Subpoena demands ROC documents from Indianapolis attorneys, officials
A special investigating committee looking into a lopsided lease deal for the troubled Regional Operations Center is taking legal action against the city.
The Committee voted 6-4 to issue a subpoena demanding city attorneys and public safety officials turn over 30 documents. The move comes after two failed attempts to issue subpoenas.
The measure passed Monday night after the committee added Frank Mascari, another Democrat, to the ROC investigating committee.
No legal action was taken against the owner of the property Alex Carroll. On Monday, Carroll turned over personal loan documents from the deal.
The city will have two weeks to turn over the records.
The ROC was evacuated in September of last year because of safety concerns. It was supposed to reopen at the end of the month, but because of delays getting permits, the Public Safety Director now says IMPD will move back in by the Indy 500 race weekend in May.
Work at the ROC has once again hit a snag, despite a fix-it plan approved in December.
"We are just simply waiting for the city to finish that permitting process and then we're ready to rock and roll and get the work done," said David Brooks, an attorney for 401 Public Safety.
Brooks says the company is handing over 20 records with more than 600 pages, including Alex Carroll's confidential financial papers.
"All the things that would just be financial business of a landlord," Brooks said.
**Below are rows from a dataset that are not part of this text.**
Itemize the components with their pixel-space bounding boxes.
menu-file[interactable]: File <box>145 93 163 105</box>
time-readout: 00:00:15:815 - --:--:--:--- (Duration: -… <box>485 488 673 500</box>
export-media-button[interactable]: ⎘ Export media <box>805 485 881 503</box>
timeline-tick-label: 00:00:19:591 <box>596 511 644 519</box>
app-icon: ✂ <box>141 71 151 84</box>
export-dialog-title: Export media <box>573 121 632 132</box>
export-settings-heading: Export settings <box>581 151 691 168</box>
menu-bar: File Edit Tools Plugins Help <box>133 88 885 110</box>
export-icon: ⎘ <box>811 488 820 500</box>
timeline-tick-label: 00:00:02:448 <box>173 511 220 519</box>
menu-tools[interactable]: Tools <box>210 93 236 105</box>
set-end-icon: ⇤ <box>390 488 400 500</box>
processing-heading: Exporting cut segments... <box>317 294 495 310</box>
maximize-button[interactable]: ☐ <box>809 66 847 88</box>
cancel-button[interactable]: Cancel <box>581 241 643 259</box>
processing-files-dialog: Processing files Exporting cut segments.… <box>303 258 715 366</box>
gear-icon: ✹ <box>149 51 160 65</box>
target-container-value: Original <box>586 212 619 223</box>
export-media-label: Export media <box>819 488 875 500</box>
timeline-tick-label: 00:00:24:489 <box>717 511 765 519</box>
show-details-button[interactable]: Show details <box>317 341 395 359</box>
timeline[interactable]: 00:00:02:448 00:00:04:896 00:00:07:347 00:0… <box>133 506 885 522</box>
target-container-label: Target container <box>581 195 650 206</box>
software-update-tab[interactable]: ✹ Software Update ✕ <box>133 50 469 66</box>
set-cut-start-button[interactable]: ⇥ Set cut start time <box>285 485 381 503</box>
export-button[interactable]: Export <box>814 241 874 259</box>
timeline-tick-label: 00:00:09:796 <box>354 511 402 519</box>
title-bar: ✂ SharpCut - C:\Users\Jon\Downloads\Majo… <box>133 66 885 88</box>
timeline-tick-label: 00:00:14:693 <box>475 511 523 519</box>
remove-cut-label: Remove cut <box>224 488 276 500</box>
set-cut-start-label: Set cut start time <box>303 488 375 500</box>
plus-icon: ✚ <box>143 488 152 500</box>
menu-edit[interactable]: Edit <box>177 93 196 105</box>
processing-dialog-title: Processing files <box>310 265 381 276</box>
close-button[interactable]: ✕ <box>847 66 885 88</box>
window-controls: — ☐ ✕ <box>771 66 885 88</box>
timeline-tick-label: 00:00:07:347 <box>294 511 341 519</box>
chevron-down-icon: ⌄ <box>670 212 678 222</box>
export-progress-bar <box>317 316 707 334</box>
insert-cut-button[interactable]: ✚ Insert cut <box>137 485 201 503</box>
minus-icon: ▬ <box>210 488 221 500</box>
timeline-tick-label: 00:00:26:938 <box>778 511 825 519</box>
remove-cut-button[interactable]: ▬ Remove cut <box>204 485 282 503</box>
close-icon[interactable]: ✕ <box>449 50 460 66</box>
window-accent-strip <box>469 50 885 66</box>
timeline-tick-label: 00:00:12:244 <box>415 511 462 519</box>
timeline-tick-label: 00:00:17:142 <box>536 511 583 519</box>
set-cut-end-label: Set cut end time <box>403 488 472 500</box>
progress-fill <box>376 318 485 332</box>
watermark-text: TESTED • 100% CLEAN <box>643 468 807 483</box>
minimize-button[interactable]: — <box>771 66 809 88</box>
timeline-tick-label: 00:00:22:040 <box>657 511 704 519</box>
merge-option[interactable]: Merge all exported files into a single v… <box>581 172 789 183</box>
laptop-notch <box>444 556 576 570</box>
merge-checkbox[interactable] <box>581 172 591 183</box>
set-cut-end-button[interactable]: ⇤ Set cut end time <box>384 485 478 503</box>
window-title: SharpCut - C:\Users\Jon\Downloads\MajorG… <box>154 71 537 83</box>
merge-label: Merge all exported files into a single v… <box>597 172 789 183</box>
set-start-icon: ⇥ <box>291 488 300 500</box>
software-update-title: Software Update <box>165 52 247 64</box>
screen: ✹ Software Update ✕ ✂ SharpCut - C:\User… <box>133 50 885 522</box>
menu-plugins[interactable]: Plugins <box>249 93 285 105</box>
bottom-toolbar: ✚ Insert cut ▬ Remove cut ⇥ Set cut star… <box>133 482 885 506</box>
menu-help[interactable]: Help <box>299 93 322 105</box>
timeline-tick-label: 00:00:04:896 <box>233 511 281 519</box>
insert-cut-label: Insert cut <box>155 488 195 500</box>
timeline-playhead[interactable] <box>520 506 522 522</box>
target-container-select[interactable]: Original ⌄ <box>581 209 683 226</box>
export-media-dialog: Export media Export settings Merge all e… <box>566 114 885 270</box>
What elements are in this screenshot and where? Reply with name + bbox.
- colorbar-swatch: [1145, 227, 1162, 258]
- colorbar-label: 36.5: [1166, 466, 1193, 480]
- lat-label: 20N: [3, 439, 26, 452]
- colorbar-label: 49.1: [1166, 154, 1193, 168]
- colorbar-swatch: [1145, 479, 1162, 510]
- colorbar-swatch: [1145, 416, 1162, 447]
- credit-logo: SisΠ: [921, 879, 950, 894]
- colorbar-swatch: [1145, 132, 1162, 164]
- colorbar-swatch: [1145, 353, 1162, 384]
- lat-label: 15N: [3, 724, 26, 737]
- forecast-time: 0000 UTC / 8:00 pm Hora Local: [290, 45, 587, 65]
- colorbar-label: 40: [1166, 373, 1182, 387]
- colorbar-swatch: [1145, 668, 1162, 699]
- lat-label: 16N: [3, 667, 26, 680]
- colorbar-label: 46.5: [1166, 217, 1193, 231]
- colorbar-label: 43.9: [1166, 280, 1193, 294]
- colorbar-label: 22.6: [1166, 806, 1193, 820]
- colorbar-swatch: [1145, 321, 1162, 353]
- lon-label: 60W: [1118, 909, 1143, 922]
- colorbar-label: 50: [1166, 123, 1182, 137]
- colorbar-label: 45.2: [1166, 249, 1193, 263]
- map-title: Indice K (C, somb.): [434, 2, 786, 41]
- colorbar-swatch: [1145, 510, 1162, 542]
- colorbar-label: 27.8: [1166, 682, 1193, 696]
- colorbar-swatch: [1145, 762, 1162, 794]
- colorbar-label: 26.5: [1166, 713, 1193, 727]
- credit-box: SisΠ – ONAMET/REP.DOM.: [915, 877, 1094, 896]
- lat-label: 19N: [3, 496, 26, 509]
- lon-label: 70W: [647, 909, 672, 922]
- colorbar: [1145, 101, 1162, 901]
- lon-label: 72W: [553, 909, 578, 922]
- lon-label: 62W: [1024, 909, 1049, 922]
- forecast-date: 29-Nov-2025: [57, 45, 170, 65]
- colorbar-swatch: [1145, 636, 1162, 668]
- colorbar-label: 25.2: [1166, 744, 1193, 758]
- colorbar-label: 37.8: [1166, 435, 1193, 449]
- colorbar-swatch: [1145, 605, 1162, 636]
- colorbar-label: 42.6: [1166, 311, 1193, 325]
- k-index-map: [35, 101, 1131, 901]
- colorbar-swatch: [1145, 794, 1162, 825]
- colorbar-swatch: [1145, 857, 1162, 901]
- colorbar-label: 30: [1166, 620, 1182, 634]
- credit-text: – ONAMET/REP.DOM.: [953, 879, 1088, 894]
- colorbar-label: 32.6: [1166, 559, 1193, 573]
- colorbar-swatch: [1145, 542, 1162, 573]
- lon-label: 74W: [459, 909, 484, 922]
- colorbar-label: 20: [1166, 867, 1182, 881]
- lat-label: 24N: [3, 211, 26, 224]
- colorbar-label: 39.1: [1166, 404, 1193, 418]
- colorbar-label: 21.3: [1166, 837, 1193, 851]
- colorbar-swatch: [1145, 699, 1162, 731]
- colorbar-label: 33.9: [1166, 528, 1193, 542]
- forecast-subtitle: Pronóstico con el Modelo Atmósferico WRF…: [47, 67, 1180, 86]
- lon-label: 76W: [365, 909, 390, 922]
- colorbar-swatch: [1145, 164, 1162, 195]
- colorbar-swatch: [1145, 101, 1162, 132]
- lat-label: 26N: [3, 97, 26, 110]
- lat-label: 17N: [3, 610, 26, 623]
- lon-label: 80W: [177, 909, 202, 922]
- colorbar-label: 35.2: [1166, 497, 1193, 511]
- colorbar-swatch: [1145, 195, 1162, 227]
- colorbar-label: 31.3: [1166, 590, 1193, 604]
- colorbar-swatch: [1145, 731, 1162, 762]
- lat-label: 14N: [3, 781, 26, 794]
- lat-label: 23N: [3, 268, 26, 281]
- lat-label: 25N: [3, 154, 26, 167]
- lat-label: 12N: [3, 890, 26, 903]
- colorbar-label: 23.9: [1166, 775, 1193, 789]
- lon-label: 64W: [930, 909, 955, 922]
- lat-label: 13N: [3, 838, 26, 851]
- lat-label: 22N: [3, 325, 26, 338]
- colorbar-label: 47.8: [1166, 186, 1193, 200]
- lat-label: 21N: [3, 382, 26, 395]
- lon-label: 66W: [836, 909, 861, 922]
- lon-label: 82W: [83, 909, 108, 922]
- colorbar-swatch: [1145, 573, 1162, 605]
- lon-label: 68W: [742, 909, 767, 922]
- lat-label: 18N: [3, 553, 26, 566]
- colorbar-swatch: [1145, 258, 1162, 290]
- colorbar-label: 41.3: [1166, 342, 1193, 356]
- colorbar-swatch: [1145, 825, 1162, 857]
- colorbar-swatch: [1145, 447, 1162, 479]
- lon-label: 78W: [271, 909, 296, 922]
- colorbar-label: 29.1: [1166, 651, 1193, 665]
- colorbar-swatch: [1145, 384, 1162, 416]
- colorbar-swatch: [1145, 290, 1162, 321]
Included in the handover is what Carroll got paid up front and, more importantly, where the money came from. The issue first surfaced last September during a sit down interview with 13 Investigates.
"You get paid your fee up front, so we've been paid," said Carroll. "We were paid a nominal fee up front to allow them to lease the place to what amounted to $9 a square foot."
13 Investigates Reporter Sandra Chapman pressed Carroll for more information.
"Can you tell us what..." she started to ask about the payment.
"No, ma'am, I'm not able to tell that. It was signed up in confidential agreements, as well," Carroll said.
Now, Carroll and his attorneys are revealing what they previously wanted secret: a $9.6 million loan Carroll obtained using the city's low bond rating.
Off the top, $1.4 million was used to pay 401 Public Safety's existing mortgage on the ROC property. Another $5.6 million was put into a construction escrow account for labor and materials and $1.5 million went to cover financing costs and surveys. What was left was pocketed by 401 Public Safety as a base lease price payment of $1.1 million.
"He got that money, (it did) not come from the city, it was part of the loan proceeds and he ended up paying almost all of it out in tenant improvements," Brooks said.
It's been five months since Public Safety Director Troy Riggs ordered everyone out of the building because of fire safety concerns. Many of those concerns were in the lower level.
Today, Carroll says no one was ever to occupy the basement, but says IMPD began using the area for storage when officers moved in.
401 Public Safety says it's ready to make the safety upgrades, but with no permits and months of delays, it appears plans to move IMPD back in by the end of the month are in jeopardy
Records show 401 Public Safety is making a profit. The company is due to get $800 a month from each lease payment over the next 10 years. That figure jumps to $7,000 a month during the final 15 years of the loan.